Imagine, the next time friends visit, calling them over to your microscope to join you in observing the way blood circulates through the body of a frog. Imagine opening up an ornate cabinet, and sharing with them your most prized minerals, shells, magnets, navigational tools and preserved animal specimens. Imagine placing a strangely distorted painting flat on the table, then giving them the cylindrical mirror necessary to unscramble it.

Hardly sounds like 21st century entertainment, but the impulses behind those popular recreational activities of the past differ little from what drives our time on the Web today, our enjoyment of the movies, our exploration of virtual reality. We want to be transported. We want to know the world and have experiences beyond the ordinary. We want to extend our vision beyond its familiar capacity. These are timeless desires, born with the species. They thrive on wonder, what Descartes considered the first of all the passions.

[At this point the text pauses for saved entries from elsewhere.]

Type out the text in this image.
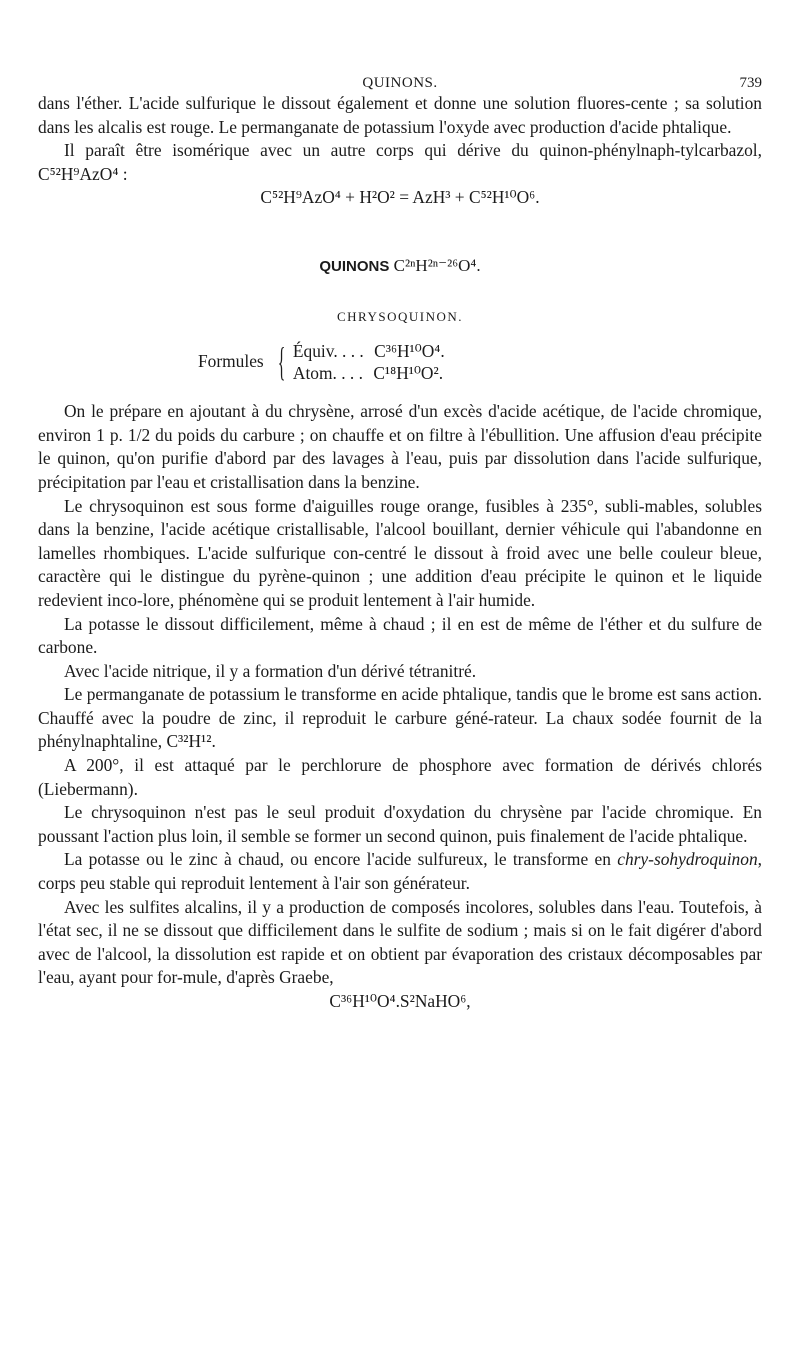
QUINONS.	739

dans l'éther. L'acide sulfurique le dissout également et donne une solution fluores-cente ; sa solution dans les alcalis est rouge. Le permanganate de potassium l'oxyde avec production d'acide phtalique.

Il paraît être isomérique avec un autre corps qui dérive du quinon-phénylnaph-tylcarbazol, C⁵²H⁹AzO⁴ :

C⁵²H⁹AzO⁴ + H²O² = AzH³ + C⁵²H¹⁰O⁶.

QUINONS C²ⁿH²ⁿ⁻²⁶O⁴.
CHRYSOQUINON.
Formules { Équiv. . . . C³⁶H¹⁰O⁴.
Atom. . . . C¹⁸H¹⁰O².

On le prépare en ajoutant à du chrysène, arrosé d'un excès d'acide acétique, de l'acide chromique, environ 1 p. 1/2 du poids du carbure ; on chauffe et on filtre à l'ébullition. Une affusion d'eau précipite le quinon, qu'on purifie d'abord par des lavages à l'eau, puis par dissolution dans l'acide sulfurique, précipitation par l'eau et cristallisation dans la benzine.

Le chrysoquinon est sous forme d'aiguilles rouge orange, fusibles à 235°, subli-mables, solubles dans la benzine, l'acide acétique cristallisable, l'alcool bouillant, dernier véhicule qui l'abandonne en lamelles rhombiques. L'acide sulfurique con-centré le dissout à froid avec une belle couleur bleue, caractère qui le distingue du pyrène-quinon ; une addition d'eau précipite le quinon et le liquide redevient inco-lore, phénomène qui se produit lentement à l'air humide.

La potasse le dissout difficilement, même à chaud ; il en est de même de l'éther et du sulfure de carbone.

Avec l'acide nitrique, il y a formation d'un dérivé tétranitré.

Le permanganate de potassium le transforme en acide phtalique, tandis que le brome est sans action. Chauffé avec la poudre de zinc, il reproduit le carbure géné-rateur. La chaux sodée fournit de la phénylnaphtaline, C³²H¹².

A 200°, il est attaqué par le perchlorure de phosphore avec formation de dérivés chlorés (Liebermann).

Le chrysoquinon n'est pas le seul produit d'oxydation du chrysène par l'acide chromique. En poussant l'action plus loin, il semble se former un second quinon, puis finalement de l'acide phtalique.

La potasse ou le zinc à chaud, ou encore l'acide sulfureux, le transforme en chry-sohydroquinon, corps peu stable qui reproduit lentement à l'air son générateur.

Avec les sulfites alcalins, il y a production de composés incolores, solubles dans l'eau. Toutefois, à l'état sec, il ne se dissout que difficilement dans le sulfite de sodium ; mais si on le fait digérer d'abord avec de l'alcool, la dissolution est rapide et on obtient par évaporation des cristaux décomposables par l'eau, ayant pour for-mule, d'après Graebe,

C³⁶H¹⁰O⁴.S²NaHO⁶,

“Devices of Wonder,” which opened last week at the J. Paul Getty Museum in Brentwood, traces those impulses and the technologies designed to act on them during the past 400 years. Full of serious toys, marvelous instruments and art resonant with the theme of discovery, the show tracks a history of visual thinking, “from the world in a box to images on a screen,” as the subtitle puts it. Curators Frances Terpak of the Getty Research Institute and Barbara Stafford, art historian at the University of Chicago, have assembled more than 400 objects from the overlapping worlds of art, science, optics, magic, natural history and philosophy.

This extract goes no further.